In addition to telling your blogging story, you can provide information about the actual site.
Your Blog’s Story
Share your blog’s mission and vision, as well as your audience, topics you cover and the problems you solve.
Check out the first paragraph of GrowMap’s About page, which could be included in Gail Gardner’s bio:
Every Web site or business – online or off – can benefit from growing and could use a map to get there. Each user of a map travels a different path to growth, so this blog will provide multiple customized routes to generating more business, sales, leads, or visitors for different types of Web sites and businesses.

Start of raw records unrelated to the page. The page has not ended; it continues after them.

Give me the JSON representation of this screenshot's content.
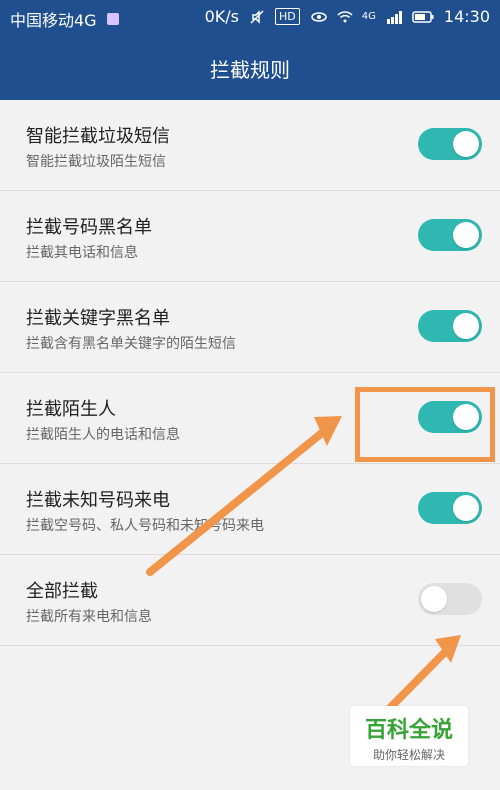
{
  "status_bar": {
    "carrier": "中国移动4G",
    "speed": "0K/s",
    "hd_badge": "HD",
    "network_badge": "4G",
    "time": "14:30",
    "icons": [
      "sim-card-icon",
      "mute-icon",
      "eye-icon",
      "wifi-icon",
      "signal-icon",
      "battery-icon"
    ]
  },
  "app_bar": {
    "title": "拦截规则"
  },
  "settings": {
    "items": [
      {
        "title": "智能拦截垃圾短信",
        "subtitle": "智能拦截垃圾陌生短信",
        "enabled": true
      },
      {
        "title": "拦截号码黑名单",
        "subtitle": "拦截其电话和信息",
        "enabled": true
      },
      {
        "title": "拦截关键字黑名单",
        "subtitle": "拦截含有黑名单关键字的陌生短信",
        "enabled": true
      },
      {
        "title": "拦截陌生人",
        "subtitle": "拦截陌生人的电话和信息",
        "enabled": true
      },
      {
        "title": "拦截未知号码来电",
        "subtitle": "拦截空号码、私人号码和未知号码来电",
        "enabled": true
      },
      {
        "title": "全部拦截",
        "subtitle": "拦截所有来电和信息",
        "enabled": false
      }
    ]
  },
  "annotations": {
    "accent_color": "#f0954a"
  },
  "watermark": {
    "title": "百科全说",
    "subtitle": "助你轻松解决"
  },
  "colors": {
    "header": "#1f4f8f",
    "toggle_on": "#2fb7b1",
    "toggle_off": "#e0e0e0",
    "background": "#f2f2f2"
  }
}
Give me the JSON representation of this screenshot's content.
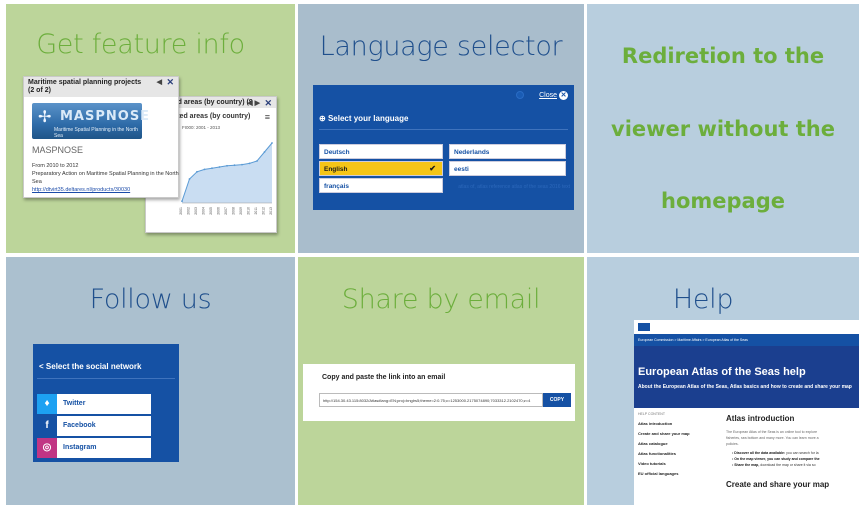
{
  "tiles": {
    "feature_info": {
      "title": "Get feature info",
      "popup_front": {
        "title": "Maritime spatial planning projects (2 of 2)",
        "nav": "◀",
        "logo_text": "MASPNOSE",
        "logo_subtitle": "Maritime Spatial Planning in the North Sea",
        "name": "MASPNOSE",
        "years": "From 2010 to 2012",
        "description": "Preparatory Action on Maritime Spatial Planning in the North Sea",
        "link": "http://dtvirt35.deltares.nl/products/30030"
      },
      "popup_back": {
        "title": "protected areas (by country) (8",
        "nav": "◀ ▶",
        "chart_title": "e protected areas (by country)",
        "chart_subtitle": "FI000: 2001 - 2013",
        "chart_data": {
          "type": "area",
          "x": [
            "2001",
            "2002",
            "2003",
            "2004",
            "2005",
            "2006",
            "2007",
            "2008",
            "2009",
            "2010",
            "2011",
            "2012",
            "2013"
          ],
          "values": [
            3,
            40,
            52,
            56,
            58,
            60,
            62,
            63,
            64,
            66,
            70,
            85,
            100
          ],
          "ylim": [
            0,
            110
          ],
          "title": "",
          "xlabel": "",
          "ylabel": ""
        }
      }
    },
    "language": {
      "title": "Language selector",
      "close_label": "Close",
      "heading": "Select your language",
      "options": [
        "Deutsch",
        "Nederlands",
        "English",
        "eesti",
        "français"
      ],
      "selected": "English",
      "faded_text": "atlas of, atlas reference atlas of the seas 2016 text"
    },
    "redirection": {
      "lines": [
        "Rediretion to the",
        "viewer without the",
        "homepage"
      ]
    },
    "follow": {
      "title": "Follow us",
      "heading": "Select the social network",
      "networks": [
        {
          "label": "Twitter",
          "icon": "twitter-icon",
          "color": "#1da1f2"
        },
        {
          "label": "Facebook",
          "icon": "facebook-icon",
          "color": "#1551a4"
        },
        {
          "label": "Instagram",
          "icon": "instagram-icon",
          "color": "#c13584"
        }
      ]
    },
    "share": {
      "title": "Share by email",
      "heading": "Copy and paste the link into an email",
      "url": "http://154.30.43.115:8032/Atlas#lang=EN;proj=bnglrs5;theme=2:0.75;c=1253000.2175074890;7033312.2102470;z=4",
      "copy_label": "COPY"
    },
    "help": {
      "title": "Help",
      "breadcrumb": "European Commission > Maritime Affairs > European Atlas of the Seas",
      "page_title": "European Atlas of the Seas help",
      "page_subtitle": "About the European Atlas of the Seas, Atlas basics and how to create and share your map",
      "side_title": "HELP CONTENT",
      "side_items": [
        "Atlas introduction",
        "Create and share your map",
        "Atlas catalogue",
        "Atlas functionalities",
        "Video tutorials",
        "EU official languages"
      ],
      "section1": "Atlas introduction",
      "intro_p1": "The European Atlas of the Seas is an online tool to explore",
      "intro_p2": "fisheries, sea bottom and many more. You can learn more a",
      "intro_p3": "policies.",
      "bullets": [
        {
          "b": "Discover all the data available:",
          "t": " you can search for la"
        },
        {
          "b": "On the map viewer, you can study and compare the",
          "t": ""
        },
        {
          "b": "Share the map,",
          "t": " download the map or share it via so"
        }
      ],
      "section2": "Create and share your map"
    }
  },
  "colors": {
    "green_tile": "#bcd59a",
    "blue_tile": "#abc0cf",
    "eu_blue": "#1551a4",
    "accent_green": "#6cae3c",
    "selected_yellow": "#f5c518"
  }
}
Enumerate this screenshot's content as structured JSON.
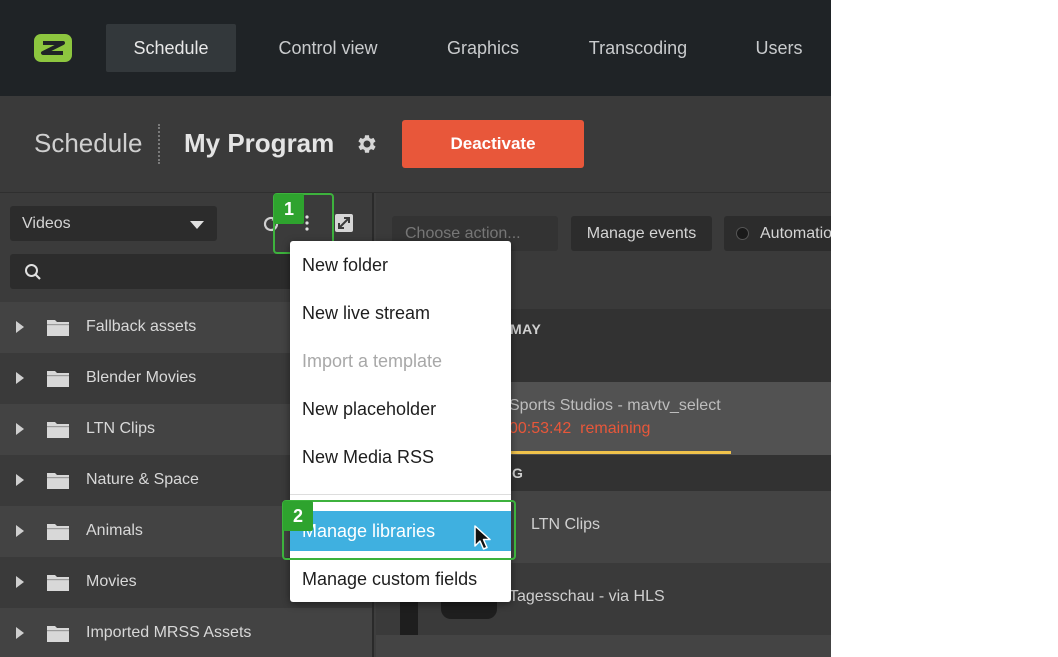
{
  "nav": {
    "items": [
      {
        "label": "Schedule",
        "active": true
      },
      {
        "label": "Control view",
        "active": false
      },
      {
        "label": "Graphics",
        "active": false
      },
      {
        "label": "Transcoding",
        "active": false
      },
      {
        "label": "Users",
        "active": false
      }
    ]
  },
  "header": {
    "section": "Schedule",
    "program_name": "My Program",
    "deactivate_label": "Deactivate"
  },
  "library": {
    "selected_type": "Videos",
    "search_placeholder": "",
    "folders": [
      "Fallback assets",
      "Blender Movies",
      "LTN Clips",
      "Nature & Space",
      "Animals",
      "Movies",
      "Imported MRSS Assets"
    ]
  },
  "schedule_toolbar": {
    "choose_action": "Choose action...",
    "manage_events": "Manage events",
    "automation": "Automation"
  },
  "schedule": {
    "day_label": "MAY",
    "current_event_title": "Sports Studios - mavtv_select",
    "current_event_time": "00:53:42",
    "current_event_remaining": "remaining",
    "section_label": "G",
    "events": [
      {
        "title": "LTN Clips"
      },
      {
        "title": "Tagesschau - via HLS"
      }
    ]
  },
  "menu": {
    "items": [
      {
        "label": "New folder",
        "disabled": false
      },
      {
        "label": "New live stream",
        "disabled": false
      },
      {
        "label": "Import a template",
        "disabled": true
      },
      {
        "label": "New placeholder",
        "disabled": false
      },
      {
        "label": "New Media RSS",
        "disabled": false
      },
      {
        "label": "Manage libraries",
        "disabled": false,
        "highlighted": true
      },
      {
        "label": "Manage custom fields",
        "disabled": false
      }
    ]
  },
  "steps": [
    {
      "number": "1"
    },
    {
      "number": "2"
    }
  ],
  "colors": {
    "accent_green": "#8dc63f",
    "deactivate": "#e8573a",
    "highlight": "#3fb0e0",
    "step_green": "#2ea32e",
    "progress": "#f0c24b"
  },
  "icons": {
    "logo": "app-logo",
    "settings": "gear-icon",
    "refresh": "refresh-icon",
    "more": "kebab-menu-icon",
    "expand": "expand-icon",
    "search": "search-icon",
    "folder": "folder-icon",
    "caret": "caret-right-icon",
    "cursor": "mouse-cursor-icon"
  }
}
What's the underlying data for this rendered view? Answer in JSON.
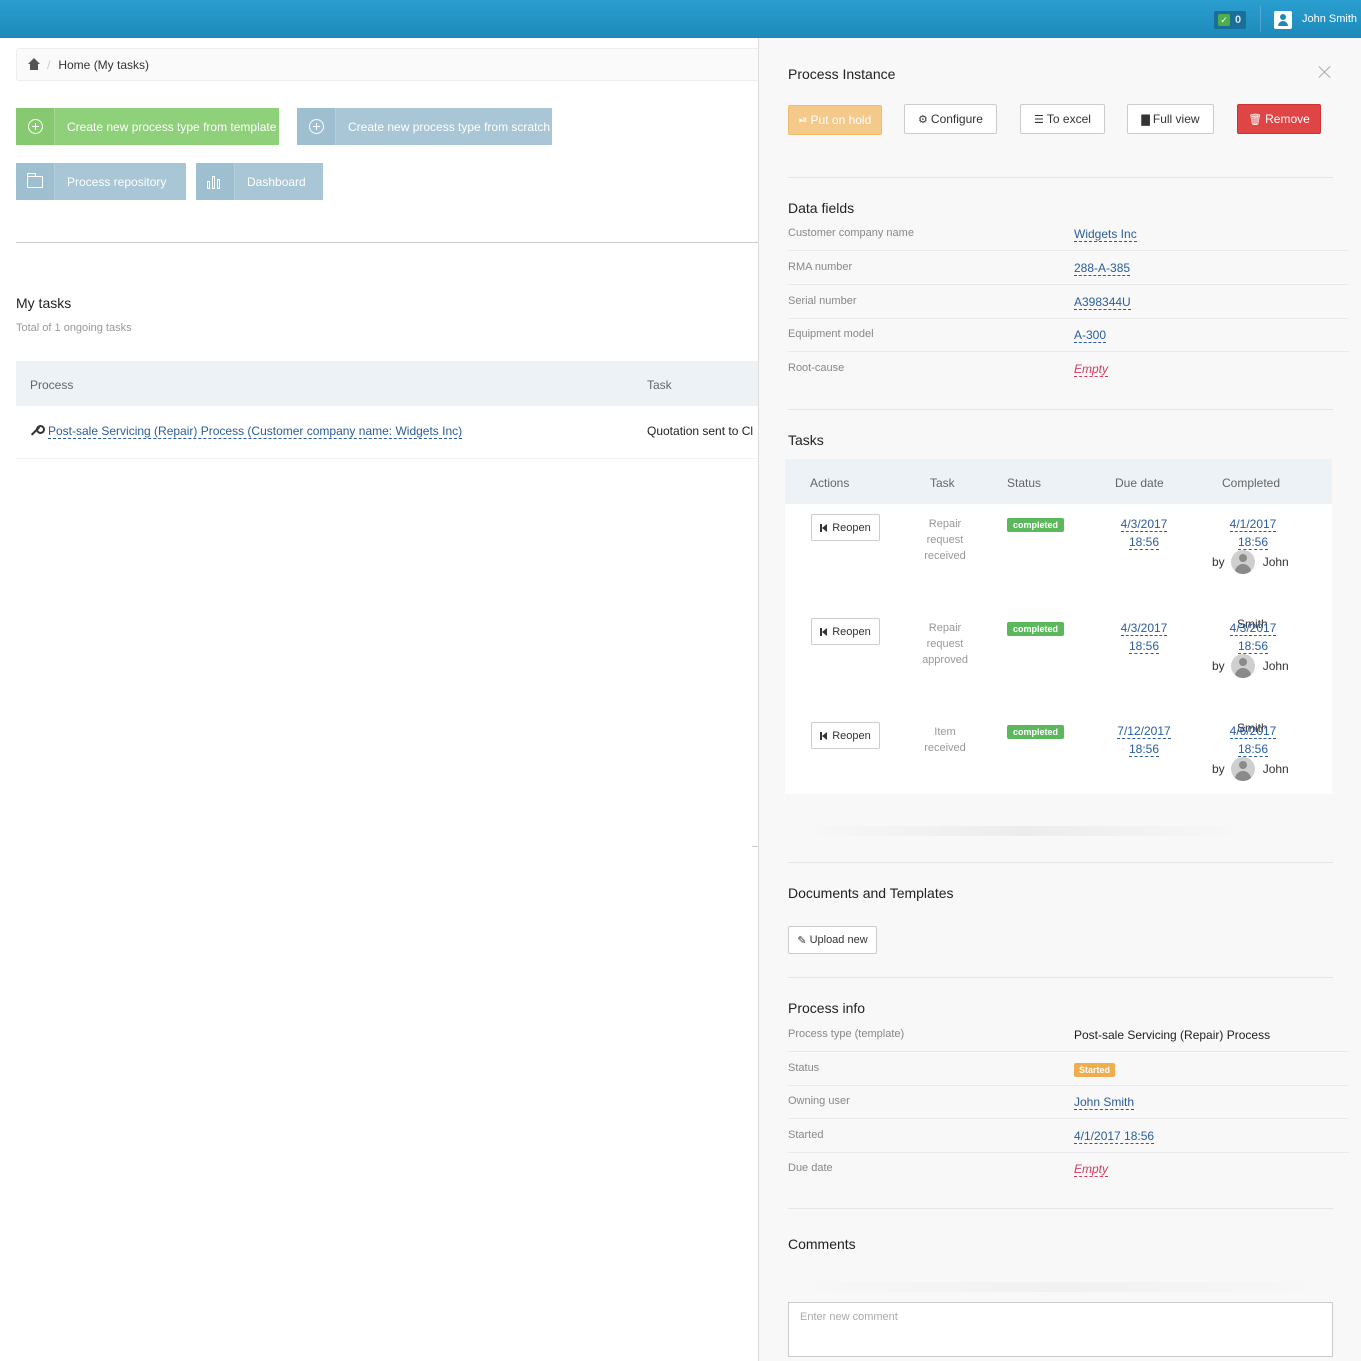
{
  "topbar": {
    "notif_count": "0",
    "user_name": "John Smith"
  },
  "breadcrumb": {
    "separator": "/",
    "current": "Home (My tasks)"
  },
  "tiles": [
    {
      "label": "Create new process type from template",
      "color": "#8fd07a"
    },
    {
      "label": "Create new process type from scratch",
      "color": "#a8c6d6"
    },
    {
      "label": "Process repository",
      "color": "#a8c6d6"
    },
    {
      "label": "Dashboard",
      "color": "#a8c6d6"
    }
  ],
  "my_tasks": {
    "title": "My tasks",
    "subtitle": "Total of 1 ongoing tasks",
    "columns": [
      "Process",
      "Task"
    ],
    "rows": [
      {
        "process": "Post-sale Servicing (Repair) Process (Customer company name: Widgets Inc)",
        "task": "Quotation sent to Cl"
      }
    ]
  },
  "panel": {
    "title": "Process Instance",
    "buttons": {
      "hold": "Put on hold",
      "configure": "Configure",
      "excel": "To excel",
      "full_view": "Full view",
      "remove": "Remove"
    },
    "data_fields": {
      "title": "Data fields",
      "rows": [
        {
          "key": "Customer company name",
          "value": "Widgets Inc"
        },
        {
          "key": "RMA number",
          "value": "288-A-385"
        },
        {
          "key": "Serial number",
          "value": "A398344U"
        },
        {
          "key": "Equipment model",
          "value": "A-300"
        },
        {
          "key": "Root-cause",
          "value": "Empty"
        }
      ]
    },
    "tasks": {
      "title": "Tasks",
      "columns": [
        "Actions",
        "Task",
        "Status",
        "Due date",
        "Completed"
      ],
      "reopen_label": "Reopen",
      "by_label": "by",
      "rows": [
        {
          "task_line1": "Repair",
          "task_line2": "request",
          "task_line3": "received",
          "status": "completed",
          "due_date": "4/3/2017",
          "due_time": "18:56",
          "completed_date": "4/1/2017",
          "completed_time": "18:56",
          "user_first": "John",
          "user_last": "Smith"
        },
        {
          "task_line1": "Repair",
          "task_line2": "request",
          "task_line3": "approved",
          "status": "completed",
          "due_date": "4/3/2017",
          "due_time": "18:56",
          "completed_date": "4/3/2017",
          "completed_time": "18:56",
          "user_first": "John",
          "user_last": "Smith"
        },
        {
          "task_line1": "Item",
          "task_line2": "received",
          "task_line3": "",
          "status": "completed",
          "due_date": "7/12/2017",
          "due_time": "18:56",
          "completed_date": "4/6/2017",
          "completed_time": "18:56",
          "user_first": "John",
          "user_last": ""
        }
      ]
    },
    "documents": {
      "title": "Documents and Templates",
      "upload_label": "Upload new"
    },
    "process_info": {
      "title": "Process info",
      "type_key": "Process type (template)",
      "type_value": "Post-sale Servicing (Repair) Process",
      "status_key": "Status",
      "status_value": "Started",
      "owner_key": "Owning user",
      "owner_value": "John Smith",
      "started_key": "Started",
      "started_value": "4/1/2017 18:56",
      "due_key": "Due date",
      "due_value": "Empty"
    },
    "comments": {
      "title": "Comments",
      "placeholder": "Enter new comment"
    }
  },
  "colors": {
    "topbar": "#1c89ba",
    "link": "#2a5d9e",
    "empty": "#d63b5b",
    "completed": "#5cb85c",
    "started": "#f0ad4e",
    "remove": "#e04545"
  }
}
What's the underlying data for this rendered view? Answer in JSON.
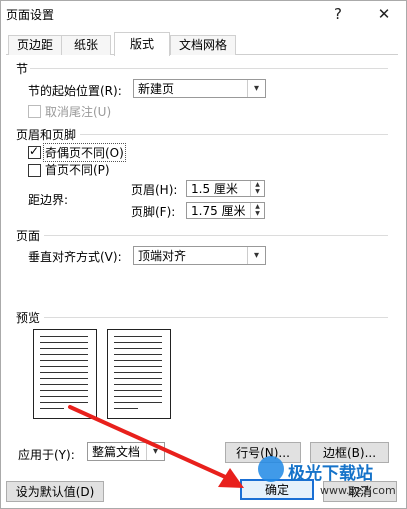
{
  "window": {
    "title": "页面设置"
  },
  "titlebar": {
    "help": "?",
    "close": "✕"
  },
  "tabs": [
    {
      "label": "页边距"
    },
    {
      "label": "纸张"
    },
    {
      "label": "版式"
    },
    {
      "label": "文档网格"
    }
  ],
  "section": {
    "title": "节",
    "start_label": "节的起始位置(R):",
    "start_value": "新建页",
    "suppress_endnotes_label": "取消尾注(U)"
  },
  "header_footer": {
    "title": "页眉和页脚",
    "odd_even_label": "奇偶页不同(O)",
    "first_page_label": "首页不同(P)",
    "from_edge_label": "距边界:",
    "header_label": "页眉(H):",
    "header_value": "1.5 厘米",
    "footer_label": "页脚(F):",
    "footer_value": "1.75 厘米"
  },
  "page": {
    "title": "页面",
    "valign_label": "垂直对齐方式(V):",
    "valign_value": "顶端对齐"
  },
  "preview": {
    "title": "预览",
    "apply_label": "应用于(Y):",
    "apply_value": "整篇文档",
    "line_numbers_button": "行号(N)...",
    "borders_button": "边框(B)..."
  },
  "footer_buttons": {
    "default": "设为默认值(D)",
    "ok": "确定",
    "cancel": "取消"
  },
  "watermark": {
    "name": "极光下载站",
    "url": "www.xz7.com"
  }
}
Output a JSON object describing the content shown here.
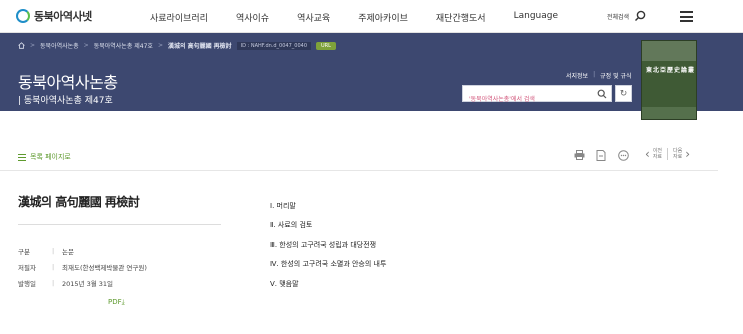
{
  "header": {
    "logo_text": "동북아역사넷",
    "menu": [
      "사료라이브러리",
      "역사이슈",
      "역사교육",
      "주제아카이브",
      "재단간행도서",
      "Language"
    ],
    "all_search_label": "전체검색"
  },
  "banner": {
    "breadcrumb": [
      "동북아역사논총",
      "동북아역사논총 제47호",
      "漢城의 高句麗國 再檢討"
    ],
    "id_text": "ID : NAHF.dn.d_0047_0040",
    "url_label": "URL",
    "title": "동북아역사논총",
    "subtitle": "| 동북아역사논총 제47호",
    "links": [
      "서지정보",
      "규정 및 규식"
    ],
    "search_placeholder": "'동북아역사논총'에서 검색",
    "cover_title": "東北亞歷史論叢"
  },
  "toolbar": {
    "toc_label": "목록 페이지로",
    "prev_label": [
      "이전",
      "자료"
    ],
    "next_label": [
      "다음",
      "자료"
    ]
  },
  "article": {
    "title": "漢城의 高句麗國 再檢討",
    "meta": [
      {
        "key": "구분",
        "value": "논문"
      },
      {
        "key": "저필자",
        "value": "최재도(한성백제박물관 연구원)"
      },
      {
        "key": "발행일",
        "value": "2015년 3월 31일"
      }
    ],
    "pdf_label": "PDF"
  },
  "toc": [
    "Ⅰ. 머리말",
    "Ⅱ. 사료의 검토",
    "Ⅲ. 한성의 고구려국 성립과 대당전쟁",
    "Ⅳ. 한성의 고구려국 소멸과 안승의 내투",
    "Ⅴ. 맺음말"
  ],
  "colors": {
    "banner_bg": "#3d4870",
    "accent_green": "#5e9a2e",
    "url_badge": "#7fa23a"
  }
}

Gardner clearly states the audience she helps (Web site owners and businesses) and how she helps them (providing a map to help them grow). She also states the site’s mission (this blog will provide multiple customized routes to generating more business, sales, leads, or visitors).
Speak to the opportunities that have resulted from your blogging. These include, but are not limited to:
- Brand partnerships and joint ventures with other bloggers
- Books published and programs you’ve created
- Publications and sites where you’ve been published
- Speaking opportunities and trainings you’ve conducted
- Media and press coverage you’ve received
- Awards, recognitions and other accolades
Additionally, make it easy for people to find your work by linking to your blog, published works, books and programs, media coverage and other relevant pages.
Your Contact Information
In your bio include your phone number, website or blog address, email address and links to all of your social networking sites. You don’t want to miss any opportunities because people cannot reach you.
The following information gives people a look at your life outside your blog.
- Professional associations, civic organizations and meetups to which you belong
- Leadership positions held
- Community service
One last thing that you can add to your bio is an image. It can be a professional head shot or your blog’s header. Which one you choose is completely optional.